Luxury brands rely on tightly controlled distribution and complementary product ecosystems to maintain their exclusivity, quality and reputation. Tying enables brands to enforce standards across all their products and to better combat counterfeit products whilst also protecting the brands intellectual property. This is a common practice within tech companies such as Apple and Tesla. This is pertinent with the ongoing issues in South Africa of counterfeit goods such as in spaza shops. Tying can also enhance consumer confidence in purchasing authentic goods.
This debate further impacts other industries such as luxury fine dining of restaurants and luxury housing such as Steyn City that people are willing to pay for; these are experiences and products that people are willing to purchase with the understanding that they are purchasing a premium. If people want to eat or buy premium products, there are more affordable places where people are able to engage within. No one is forced to spend this money, in the world of affordable clothing and vehicles, it is a choice to engage in this sector. No one “needs” a Birkin or an exclusive Ferrari.
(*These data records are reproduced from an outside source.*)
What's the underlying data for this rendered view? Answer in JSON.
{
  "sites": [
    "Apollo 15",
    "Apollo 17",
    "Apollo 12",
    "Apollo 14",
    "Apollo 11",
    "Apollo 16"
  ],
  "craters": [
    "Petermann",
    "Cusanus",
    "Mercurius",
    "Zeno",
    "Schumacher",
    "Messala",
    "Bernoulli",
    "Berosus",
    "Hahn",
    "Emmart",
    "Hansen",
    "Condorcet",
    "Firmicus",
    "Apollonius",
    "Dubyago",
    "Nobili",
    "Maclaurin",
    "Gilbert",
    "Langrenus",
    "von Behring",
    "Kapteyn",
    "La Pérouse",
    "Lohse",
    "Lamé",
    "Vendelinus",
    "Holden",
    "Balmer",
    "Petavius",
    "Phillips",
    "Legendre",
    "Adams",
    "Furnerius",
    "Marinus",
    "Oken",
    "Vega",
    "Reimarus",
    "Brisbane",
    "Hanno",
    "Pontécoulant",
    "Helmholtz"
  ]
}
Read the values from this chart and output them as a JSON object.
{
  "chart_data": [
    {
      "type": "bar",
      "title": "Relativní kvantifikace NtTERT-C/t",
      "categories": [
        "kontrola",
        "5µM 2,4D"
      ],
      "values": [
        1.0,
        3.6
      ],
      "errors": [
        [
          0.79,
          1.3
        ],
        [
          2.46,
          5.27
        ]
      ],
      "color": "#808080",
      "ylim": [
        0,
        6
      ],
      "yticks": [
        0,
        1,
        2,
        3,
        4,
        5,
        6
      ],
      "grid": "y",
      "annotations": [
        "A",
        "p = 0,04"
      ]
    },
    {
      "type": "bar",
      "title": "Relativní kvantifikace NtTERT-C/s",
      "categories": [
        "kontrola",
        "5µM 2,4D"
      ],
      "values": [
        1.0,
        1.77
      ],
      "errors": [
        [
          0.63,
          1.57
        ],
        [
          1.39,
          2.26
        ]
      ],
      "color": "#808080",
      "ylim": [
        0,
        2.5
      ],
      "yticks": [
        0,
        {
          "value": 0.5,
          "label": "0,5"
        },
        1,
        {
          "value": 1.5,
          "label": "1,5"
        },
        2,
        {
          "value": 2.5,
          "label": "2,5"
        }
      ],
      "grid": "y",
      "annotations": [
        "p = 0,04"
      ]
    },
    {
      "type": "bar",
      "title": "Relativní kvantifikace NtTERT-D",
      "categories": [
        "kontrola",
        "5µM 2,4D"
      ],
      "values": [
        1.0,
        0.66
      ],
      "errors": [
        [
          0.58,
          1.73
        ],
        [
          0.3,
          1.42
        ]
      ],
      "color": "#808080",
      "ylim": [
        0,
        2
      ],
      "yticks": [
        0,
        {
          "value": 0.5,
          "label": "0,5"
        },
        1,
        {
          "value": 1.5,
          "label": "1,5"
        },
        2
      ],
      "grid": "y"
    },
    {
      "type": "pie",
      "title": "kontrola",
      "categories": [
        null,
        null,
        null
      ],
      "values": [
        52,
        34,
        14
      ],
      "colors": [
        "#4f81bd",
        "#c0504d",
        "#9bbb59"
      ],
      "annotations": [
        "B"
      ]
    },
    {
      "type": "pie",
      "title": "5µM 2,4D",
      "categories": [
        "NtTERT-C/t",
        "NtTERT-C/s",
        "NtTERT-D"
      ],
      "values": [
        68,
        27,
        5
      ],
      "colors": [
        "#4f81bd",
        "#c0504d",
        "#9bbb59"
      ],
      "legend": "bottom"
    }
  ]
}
In addition, customers can still go into these luxury spaces and purchase more widely accessible products, that they are willing to pay for.
For South Africa, the luxury market represents more than just a niche industry—it is a driver of cultural innovation and economic growth, contributing to both global recognition and local employment. By carefully balancing regulation and allowing brands to maintain their distinctiveness, South Africa can ensure that its luxury market continues to thrive, fostering both international partnerships and local talent development. Therefore, while scrutiny is necessary, excessive regulation could undermine the potential benefits this young industry offers.